• Great Salt Lake Exploration Platform
    Steven Badgett & Chris Taylor

Great Salt Lake Exploration Platform, north arm of the Great Salt Lake, May 30, 2015. Photo: Center for Land Use Interpretation.

The Great Salt Lake Exploration Platform (GSLEP) will allow visual and performative research to occur within the vastly under explored landscape of the Great Salt Lake. It will enable people to spend periods of time on the lake to examine issues as broad as environmental indicators, perceptual limits, diverse land use, and cultural history from a unique and untapped perspective. It can be difficult to imagine unexploited sites of exploration. The remoteness of the Antarctic, the Eurasian Steppe, and Sub-Saharan Africa have been challenged by the increasing ability of media to access sites, along with new technologies  such as remote sensing. Despite these new and outstanding tools, much remains to be examined in our own backyards. The potency of primary research—first-person truth on the ground—remains paramount for architects, artists, and culture-workers operating among the complex realities of the built environment. The Great Salt Lake Desert is America's backyard: collecting land-uses, building programs, and expounding material history expelled from other parts of the country. The Great Salt Lake is the lowest and most remote portion of this desert—our nation's entropic sink. As a fundamentally inhospitable landscape (no fish live there), it holds unique and extreme architectural challenges for even temporary occupation.

The GSLEP will enable people to remain upon the Great Salt Lake for determinate durations of time, and it will include necessary life support and a research infrastructure (shade, fresh water, food and waste storage, solar power, communications, and evacuation provisions), designed to maximize potential. The GSLEP with be designed and built by a collaboration between Chris Taylor and Steve Badgett, and once operational, it will be available to the Center for Land Use Interpretation's Wendover residents and other researchers interested in operating on the lake.

Steve Badgett holds a BFA from the University of Illinois, and works as an independent artist on commissions, lectures, projects, and collaborative activities. He is a founding member and primary operator of the SIMPARCH collaborative. The ethos of SIMPARCH has been to create armatures for social interaction through experimentation with materials and design. His practice often involves production of large-scale functional environments that examine building practices, alternative technologies, and site specificity.

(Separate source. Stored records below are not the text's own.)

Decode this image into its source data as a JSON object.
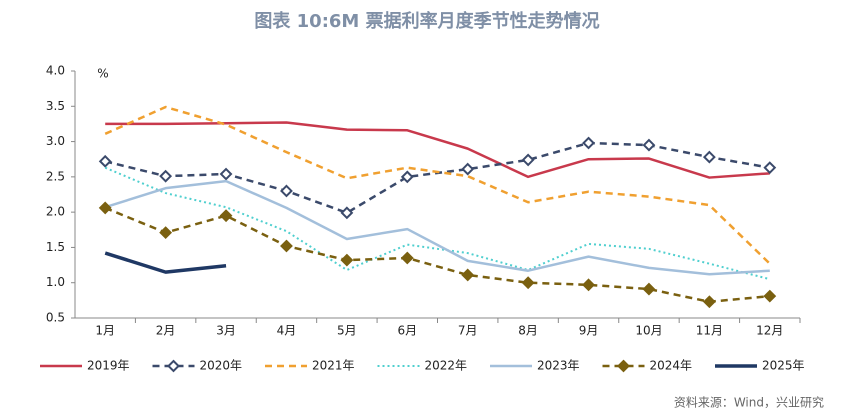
{
  "chart_data": {
    "type": "line",
    "title": "图表 10:6M 票据利率月度季节性走势情况",
    "y_unit": "%",
    "source": "资料来源：Wind，兴业研究",
    "categories": [
      "1月",
      "2月",
      "3月",
      "4月",
      "5月",
      "6月",
      "7月",
      "8月",
      "9月",
      "10月",
      "11月",
      "12月"
    ],
    "ylim": [
      0.5,
      4.0
    ],
    "yticks": [
      {
        "value": 0.5,
        "label": "0.5"
      },
      {
        "value": 1,
        "label": "1.0"
      },
      {
        "value": 1.5,
        "label": "1.5"
      },
      {
        "value": 2,
        "label": "2.0"
      },
      {
        "value": 2.5,
        "label": "2.5"
      },
      {
        "value": 3,
        "label": "3.0"
      },
      {
        "value": 3.5,
        "label": "3.5"
      },
      {
        "value": 4,
        "label": "4.0"
      }
    ],
    "grid": false,
    "legend": "bottom",
    "series": [
      {
        "name": "2019年",
        "color": "#c8394c",
        "line_style": "solid",
        "marker": "none",
        "width": 2.5,
        "values": [
          3.25,
          3.25,
          3.26,
          3.27,
          3.17,
          3.16,
          2.9,
          2.5,
          2.75,
          2.76,
          2.49,
          2.55
        ]
      },
      {
        "name": "2020年",
        "color": "#3b4a6b",
        "line_style": "dashed",
        "marker": "diamond",
        "width": 2.5,
        "values": [
          2.72,
          2.51,
          2.54,
          2.3,
          1.99,
          2.5,
          2.61,
          2.74,
          2.98,
          2.95,
          2.78,
          2.63
        ]
      },
      {
        "name": "2021年",
        "color": "#f0a030",
        "line_style": "dashed",
        "marker": "none",
        "width": 2.5,
        "values": [
          3.11,
          3.49,
          3.24,
          2.85,
          2.48,
          2.63,
          2.51,
          2.14,
          2.29,
          2.22,
          2.1,
          1.27
        ]
      },
      {
        "name": "2022年",
        "color": "#4fcfcf",
        "line_style": "dotted",
        "marker": "none",
        "width": 2,
        "values": [
          2.63,
          2.27,
          2.07,
          1.73,
          1.18,
          1.54,
          1.42,
          1.18,
          1.55,
          1.48,
          1.27,
          1.05
        ]
      },
      {
        "name": "2023年",
        "color": "#a3bfdb",
        "line_style": "solid",
        "marker": "none",
        "width": 2.5,
        "values": [
          2.07,
          2.34,
          2.44,
          2.06,
          1.62,
          1.76,
          1.31,
          1.17,
          1.37,
          1.21,
          1.12,
          1.17
        ]
      },
      {
        "name": "2024年",
        "color": "#7a6010",
        "line_style": "dashed",
        "marker": "diamond",
        "width": 2.5,
        "values": [
          2.06,
          1.71,
          1.95,
          1.52,
          1.32,
          1.35,
          1.11,
          1.0,
          0.97,
          0.91,
          0.73,
          0.81
        ]
      },
      {
        "name": "2025年",
        "color": "#1f3864",
        "line_style": "solid",
        "marker": "none",
        "width": 3.5,
        "values": [
          1.42,
          1.15,
          1.24,
          null,
          null,
          null,
          null,
          null,
          null,
          null,
          null,
          null
        ]
      }
    ]
  }
}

Chris Taylor is an architect, educator, and director of Land Arts of the American West at Texas Tech University. He began developing Land Arts in 2001 as a semester abroad in our own backyard to investigate the intersection of human construction and the evolving shape of the planet. The books Land Arts of the American West and Incubo Atacama Lab chronicle the evolution of his field research operating across the arid lands of the Americas. He has lectured at places such as Yale University in New Haven, Parsons The New School for Design in New York, Tyler School of Art in Philadelphia, and Universidad Catolica in Santiago de Chile. He was awarded the Steedman Traveling Fellowship by Washington University and spent 1998 mapping the space between buildings, water, and sky in Venice, Italy. Taylor studied architecture at the University of Florida and the Graduate School of Design at Harvard University.